Symbolic execution
Symbolic execution is a program analysis technique that can be used to determine what concrete values are required to cause different parts of a program to execute. It's goals are similar to code-coverage based fuzzing, however, it's different because it's not generating and mutating a bunch of concrete input and throwing it at the program until it reaches a new execution path or branch.
Symbolic execution analyzes a program and assigns symbolic values to all expressions that cause conditional branches within a program. A symbolic execution engine maintains and generates path conditions using these symbols and expressions, providing the researcher with a symbolic representation of how to reach different execution paths within the program.

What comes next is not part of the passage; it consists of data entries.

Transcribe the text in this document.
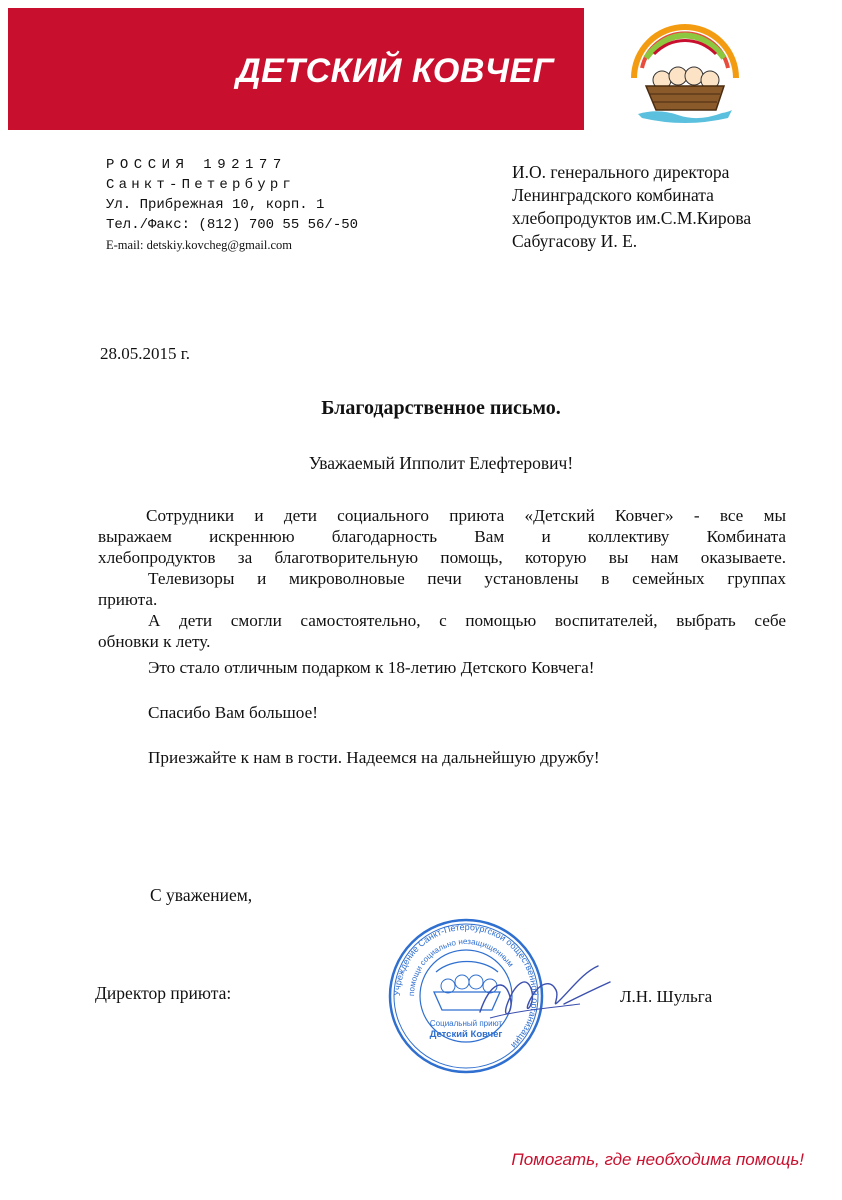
ДЕТСКИЙ КОВЧЕГ
РОССИЯ 192177
Санкт-Петербург
Ул. Прибрежная 10, корп. 1
Тел./Факс: (812) 700 55 56/-50
E-mail: detskiy.kovcheg@gmail.com
И.О. генерального директора
Ленинградского комбината
хлебопродуктов им.С.М.Кирова
Сабугасову И. Е.
28.05.2015 г.
Благодарственное письмо.
Уважаемый Ипполит Елефтерович!

Сотрудники и дети социального приюта «Детский Ковчег» - все мы

выражаем искреннюю благодарность Вам и коллективу Комбината

хлебопродуктов за благотворительную помощь, которую вы нам оказываете.

Телевизоры и микроволновые печи установлены в семейных группах

приюта.

А дети смогли самостоятельно, с помощью воспитателей, выбрать себе

обновки к лету.

Это стало отличным подарком к 18-летию Детского Ковчега!

Спасибо Вам большое!

Приезжайте к нам в гости. Надеемся на дальнейшую дружбу!

С уважением,
Директор приюта:	Учреждение Санкт-Петербургской общественной организации
помощи социально незащищенным
Социальный приют
Детский Ковчег
Л.Н. Шульга
Помогать, где необходима помощь!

Symbolic execution engines also utilize model checkers, taking the generated path conditions for each execution path and leveraging a satisifiability modulo theories (SMT) solver, or constraint solver, to calculate the concrete values that satisfy the formulas represented by each path condition. [1]
Example
Here's an example from a presentation on symbolic execution from the University of Maryland [2]:
This example provides the reader with a solid breakdown of how path conditions
are generated for different paths of execution in a small snippet of code. The
symbolic execution engine will provide to the tester what conditions need to be
true for the assert
call to fail. From there, the engine can also derive
concrete values for each symbol that will cause the program to fail the
assertion.
Concolic execution
Dynamic symbolic execution or concolic execution is a form of white-box fuzzing that conducts symbolic execution while the program is being executed with concrete values. Like we discussed earlier, this form of white-box fuzzing is possible through instrumentation of the PUT. The symbolic execution engine is able to recieve feedback on the concrete input it provides to the PUT allowing it to derive symbolic constraints for different paths of execution more efficiently. The algorithm for concolic execution is actually explained pretty well in the concolic testing Wikipedia article. [3].
Applications
Symbolic execution is useful for software verification and testing because, unlike static analysis tools, symbolic execution will never produce false positives for software errors. Symbolic execution is useful for software engineering because its final product is a concrete input that will cause the program under test (PUT) to fail a specification. Various different symbolic execution engines and tools have been used across the industry by software engineers and hackers alike to find security vulnerabilities.
Limitations
There are some properties of programs that can hinder program analysis using symbolic execution. A quick listing and short description of these limitations referencing [1] can be found below:
- Memory - symbolic execution engines have a hard time handling pointers, arrays, and other complex objects like the contents of data structures stored on the heap.
- Environment - symbolic execution engines don't account for things like calls to other libraries, file system operations, etc. A symbolic execution engine could be testing path conditions that contain file operations for some static filename. Unlike the tests being conducted by the engine, the state of the file is permanent and thus, if the contents of the file are used for conditional branches or expressions, this could cause non-deterministic outcomes for different tests conducted by the engine.
- Path explosion - symbolic execution engines don't scale well when testing large programs - the number of feasible paths in a program grows exponentially with program size. The number of feasible paths tracked by an engine can also become infinite given some loop exists within the program that contains an unbounded number of iterations.